Once these endophytes become registered…there will be absolutely no reason for strwberries going bad from Rhizopus or Botrytis in the shopping cart on the way home…or in the frig later.

No reason for Aspergillus in peanuts or Fusarium Head Blight in corn or wheat….but the use will require growers to change the way they apply fungicides….Keeping living organisms alive and installing them into plants will be critical to performance. Once the endophyte is installed, fewer applications of hard chemistry will be needed.

Result: Less residue, better quality and yield.
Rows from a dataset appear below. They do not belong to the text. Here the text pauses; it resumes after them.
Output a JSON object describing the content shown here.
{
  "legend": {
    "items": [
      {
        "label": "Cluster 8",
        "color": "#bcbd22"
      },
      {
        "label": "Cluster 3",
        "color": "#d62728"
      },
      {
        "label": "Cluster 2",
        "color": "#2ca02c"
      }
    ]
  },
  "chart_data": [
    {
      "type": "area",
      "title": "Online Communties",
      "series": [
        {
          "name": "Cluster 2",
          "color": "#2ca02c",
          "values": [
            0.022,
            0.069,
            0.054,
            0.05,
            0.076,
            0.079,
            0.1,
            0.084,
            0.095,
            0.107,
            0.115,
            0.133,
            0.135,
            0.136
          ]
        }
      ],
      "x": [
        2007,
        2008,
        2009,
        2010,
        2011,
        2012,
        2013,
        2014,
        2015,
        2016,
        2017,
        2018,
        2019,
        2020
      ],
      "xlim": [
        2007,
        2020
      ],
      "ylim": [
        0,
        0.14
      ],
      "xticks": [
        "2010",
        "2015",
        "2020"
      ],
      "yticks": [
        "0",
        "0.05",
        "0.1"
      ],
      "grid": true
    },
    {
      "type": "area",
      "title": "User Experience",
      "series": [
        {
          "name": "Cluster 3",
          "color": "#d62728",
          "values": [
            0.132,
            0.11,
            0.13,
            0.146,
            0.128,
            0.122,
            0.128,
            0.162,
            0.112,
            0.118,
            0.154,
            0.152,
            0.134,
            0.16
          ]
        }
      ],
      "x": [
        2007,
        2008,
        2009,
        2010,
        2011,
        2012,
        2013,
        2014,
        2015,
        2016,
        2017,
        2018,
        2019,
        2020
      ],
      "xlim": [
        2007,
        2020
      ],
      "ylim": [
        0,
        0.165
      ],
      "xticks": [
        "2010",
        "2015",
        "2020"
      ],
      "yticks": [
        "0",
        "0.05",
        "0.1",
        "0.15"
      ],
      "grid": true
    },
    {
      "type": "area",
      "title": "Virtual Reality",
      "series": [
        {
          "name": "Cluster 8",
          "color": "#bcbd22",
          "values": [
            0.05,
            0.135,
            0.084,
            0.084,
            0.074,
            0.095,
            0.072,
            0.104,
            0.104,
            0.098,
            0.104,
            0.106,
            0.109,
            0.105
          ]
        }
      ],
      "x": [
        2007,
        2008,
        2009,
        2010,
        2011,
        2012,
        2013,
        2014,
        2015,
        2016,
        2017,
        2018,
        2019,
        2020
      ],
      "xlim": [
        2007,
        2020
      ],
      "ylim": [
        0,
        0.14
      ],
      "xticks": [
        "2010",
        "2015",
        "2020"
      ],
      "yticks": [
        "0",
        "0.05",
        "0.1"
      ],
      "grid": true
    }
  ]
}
While some products are available now…the really good biofungicides should be available in two years.


john says:

Awe springtime, I’ve almost eaten the last of the Girl Scout cookie’s , the Knights of Columbus are frying up fish every Friday for lent and Relay for Life is around the corner. What’s the point? This is an annual Earth Day fundraiser. The idea is to frighten people….frighten them into donating to EWG. A sales pitch that appeals to emotion is always more effective than a pitch which appeals to reason. A claim doesn’t have to be true to be effective. A ‘loaded dice’ methodology that produces a conclusion which is in line with a predetermined policy preference or promotional goal . I have great contempt for health care professions, dietitians and physicians with advanced degrees in science, who parrot this garbage.

jeff says:

I want to thank EWG for these delicious mouth watering images, some farmers should be congratulated on doing a great job Go farmers feed the world!!